Entrevista a Marie Tuka, congoleña, Misionera de Cristo Jesús, que actualmente está trabajando en el Extremo Norte del Camerún

Entrevista a Marie Tuka, congoleña, Misionera de Cristo Jesús, que actualmente está trabajando en el Extremo Norte del Camerún


Tuka cuéntanos algo de tu vida:

Soy la última hija de mis padres. Éramos cuatro hermanas, pero en realidad la familia estaba formada por 9 hijos, pues mis padres habían adoptado a cinco sobrinos que se quedaron sin madre. Todos tuvimos el mismo cariño y las mismas oportunidades de estudiar.
Éramos una familia protestante muy religiosa. Mi padre era Pastor y Misionero en su tierra. Era un hombre de Dios y muy humano. Su casa siempre estaba abierta a todos. Mis padres formaron una pareja muy unida e intentaron transmitirnos los valores del Evangelio a todos.
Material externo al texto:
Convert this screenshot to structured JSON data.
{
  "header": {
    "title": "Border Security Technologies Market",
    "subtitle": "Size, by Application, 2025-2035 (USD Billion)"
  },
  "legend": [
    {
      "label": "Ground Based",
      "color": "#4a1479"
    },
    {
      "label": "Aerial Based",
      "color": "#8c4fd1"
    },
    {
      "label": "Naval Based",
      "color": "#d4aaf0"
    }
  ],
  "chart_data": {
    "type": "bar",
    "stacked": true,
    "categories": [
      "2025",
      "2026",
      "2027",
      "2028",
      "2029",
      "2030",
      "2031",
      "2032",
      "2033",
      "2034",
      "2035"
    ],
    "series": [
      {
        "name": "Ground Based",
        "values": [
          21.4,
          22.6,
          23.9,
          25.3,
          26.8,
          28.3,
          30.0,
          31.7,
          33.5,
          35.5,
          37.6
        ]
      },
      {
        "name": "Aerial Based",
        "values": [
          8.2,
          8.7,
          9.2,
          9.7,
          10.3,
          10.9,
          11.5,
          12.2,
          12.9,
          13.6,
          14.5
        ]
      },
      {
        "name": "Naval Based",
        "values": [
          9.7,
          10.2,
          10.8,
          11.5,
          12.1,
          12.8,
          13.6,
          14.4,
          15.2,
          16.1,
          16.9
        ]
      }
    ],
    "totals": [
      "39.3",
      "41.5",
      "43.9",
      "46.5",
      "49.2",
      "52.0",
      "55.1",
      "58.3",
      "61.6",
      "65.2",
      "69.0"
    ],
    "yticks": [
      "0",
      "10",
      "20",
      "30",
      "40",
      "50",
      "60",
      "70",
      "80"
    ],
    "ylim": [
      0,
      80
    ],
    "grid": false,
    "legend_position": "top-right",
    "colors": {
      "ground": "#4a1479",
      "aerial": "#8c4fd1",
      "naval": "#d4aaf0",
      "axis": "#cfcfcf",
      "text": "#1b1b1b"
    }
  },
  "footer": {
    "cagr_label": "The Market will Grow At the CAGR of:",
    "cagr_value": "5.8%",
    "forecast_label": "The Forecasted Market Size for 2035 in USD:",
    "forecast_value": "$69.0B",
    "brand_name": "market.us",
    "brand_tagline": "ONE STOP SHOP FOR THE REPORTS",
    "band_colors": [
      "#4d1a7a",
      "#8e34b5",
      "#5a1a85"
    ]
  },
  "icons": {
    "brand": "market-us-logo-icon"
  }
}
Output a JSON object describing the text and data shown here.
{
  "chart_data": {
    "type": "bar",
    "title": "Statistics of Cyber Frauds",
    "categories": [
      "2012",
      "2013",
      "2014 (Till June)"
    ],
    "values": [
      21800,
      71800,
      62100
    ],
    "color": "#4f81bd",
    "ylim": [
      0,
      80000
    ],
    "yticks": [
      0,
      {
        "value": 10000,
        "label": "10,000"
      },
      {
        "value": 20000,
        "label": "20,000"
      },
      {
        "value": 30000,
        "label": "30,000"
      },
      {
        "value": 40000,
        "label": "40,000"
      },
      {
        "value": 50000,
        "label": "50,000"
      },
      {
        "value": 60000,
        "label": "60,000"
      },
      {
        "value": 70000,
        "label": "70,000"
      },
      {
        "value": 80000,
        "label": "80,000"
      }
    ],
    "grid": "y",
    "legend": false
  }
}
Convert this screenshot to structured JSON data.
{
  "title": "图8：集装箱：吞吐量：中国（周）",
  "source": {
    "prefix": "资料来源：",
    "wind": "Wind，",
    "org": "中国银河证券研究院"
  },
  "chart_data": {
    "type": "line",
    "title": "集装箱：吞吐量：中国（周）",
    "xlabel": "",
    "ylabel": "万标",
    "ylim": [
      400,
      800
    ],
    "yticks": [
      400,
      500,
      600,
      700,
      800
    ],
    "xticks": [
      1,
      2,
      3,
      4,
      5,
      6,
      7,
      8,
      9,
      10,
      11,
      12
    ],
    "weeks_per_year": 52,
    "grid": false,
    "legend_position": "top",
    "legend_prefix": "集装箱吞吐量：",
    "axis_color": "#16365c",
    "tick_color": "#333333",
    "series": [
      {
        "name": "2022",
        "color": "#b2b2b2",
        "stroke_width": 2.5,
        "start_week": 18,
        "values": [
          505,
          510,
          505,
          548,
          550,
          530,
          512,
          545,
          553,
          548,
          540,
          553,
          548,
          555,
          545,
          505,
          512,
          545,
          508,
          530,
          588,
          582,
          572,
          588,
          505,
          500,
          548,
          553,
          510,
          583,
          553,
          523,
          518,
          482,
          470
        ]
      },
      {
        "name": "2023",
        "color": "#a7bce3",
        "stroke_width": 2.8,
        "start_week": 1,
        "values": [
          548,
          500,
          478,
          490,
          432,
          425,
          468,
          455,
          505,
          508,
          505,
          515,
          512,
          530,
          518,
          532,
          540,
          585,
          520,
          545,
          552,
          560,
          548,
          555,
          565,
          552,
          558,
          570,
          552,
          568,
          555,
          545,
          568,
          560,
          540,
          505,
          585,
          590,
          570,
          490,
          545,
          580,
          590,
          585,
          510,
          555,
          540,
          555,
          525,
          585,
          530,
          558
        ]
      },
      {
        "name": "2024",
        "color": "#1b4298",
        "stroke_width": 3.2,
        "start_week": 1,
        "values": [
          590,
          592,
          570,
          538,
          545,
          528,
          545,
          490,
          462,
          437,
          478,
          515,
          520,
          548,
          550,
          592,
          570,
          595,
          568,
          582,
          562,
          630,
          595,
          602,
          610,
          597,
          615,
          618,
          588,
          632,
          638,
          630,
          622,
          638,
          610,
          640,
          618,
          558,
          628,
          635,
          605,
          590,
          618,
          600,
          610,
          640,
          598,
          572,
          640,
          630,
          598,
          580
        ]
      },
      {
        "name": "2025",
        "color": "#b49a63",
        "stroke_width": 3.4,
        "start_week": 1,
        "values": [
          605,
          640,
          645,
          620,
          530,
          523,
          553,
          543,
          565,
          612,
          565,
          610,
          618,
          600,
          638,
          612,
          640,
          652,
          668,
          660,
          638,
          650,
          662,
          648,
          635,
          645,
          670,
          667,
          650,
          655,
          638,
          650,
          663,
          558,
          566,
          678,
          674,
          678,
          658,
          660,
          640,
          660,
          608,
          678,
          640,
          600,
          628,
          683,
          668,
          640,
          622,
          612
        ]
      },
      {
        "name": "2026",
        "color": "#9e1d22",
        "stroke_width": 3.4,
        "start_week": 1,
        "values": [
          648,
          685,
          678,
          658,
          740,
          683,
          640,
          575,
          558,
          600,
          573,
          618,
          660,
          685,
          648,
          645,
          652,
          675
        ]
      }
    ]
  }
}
Tú eras protestante. ¿Cómo se te ocurrió hacerte Misionera de Cristo Jesus?

Viendo la humanidad de las Misioneras de Cristo Jesus en mi pueblo: su atención a los necesitados, su relación con la gente, su manera de romper barreras para insertarse en el pueblo y hacer posible la convivencia, su manera de entregar su vida a los demás.
Lo que más me gusta de las Misioneras de Cristo Jesus es que dan a conocer a Jesús por su amor y entrega a los necesitados y en los lugares más alejados, donde llaman menos la atención del mundo.

¿Dónde has desarrollado tu actividad?

Siempre me ha atraído la sanidad y socorrer a los débiles físicos y morales. Tanto en el Congo, mi país, como en el Camerún, donde ya llevo muchos años trabajado, lo he hecho en la sanidad.
Actualmente en el Camerún, además de ocuparme de la salud, procuro el encuentro con la mujer musulmana, comparto las alegrías y sufrimientos de una criatura silenciosa pero llena de vitalidad, que se olvida para dar la oportunidad al otro de ser él. Me impresiona su silencio impuesto, pero es un silencio que hará hablar un día al mundo.
Lo que más me sobrecoge de ellas es:
­ Que son capaces de morir respetando la tradición, pero dando vida.
­ Que a los 13 años pasan de ser niñas a mujeres, casadas con un hombre de la edad de su padre.
­ Que a los 30 años la mayoría tiene 14 partos.
­ Que a los 14 años puede quedarse sin hijo y sin marido para siempre, porque su primer parto, en su casa, la deja con una fístula que le impide la vida conyugal.
Una mujer me decía: “pronto fui al matrimonio, pronto me quedé sin marido y sin hijo. Mi vida es mi cárcel”.
Esta situación de los partos peligrosos en casa porque las mujeres no quieren ser atendidas por hombres en el hospital, nos llevo a crear un centro “Madre-Niño” que hemos logrado construir con la gran colaboración de la población y la ayuda de Pueblos Hermanos.
Allí no solamente ayudamos a las mujeres a dar a luz, también las escuchamos y compartimos sus dolores y sus alegrías. Las mujeres han encontrado un lugar donde recibir apoyo, y nosotras luchamos para que ninguna mujer muera dando la vida, ni se quede estéril a causa de una fístula.

¿Quieres darnos un mensaje final?

Sí, quiero agradecer vuestra ayuda y animaros a continuar vuestra labor aquí con Pueblos Hermanaos y desear que todos hagamos lo posible, “no solo por dar a África”, sino que ayudemos para que África no se quede siempre al margen del mundo, para que consiga tomar la plaza que le corresponde en él.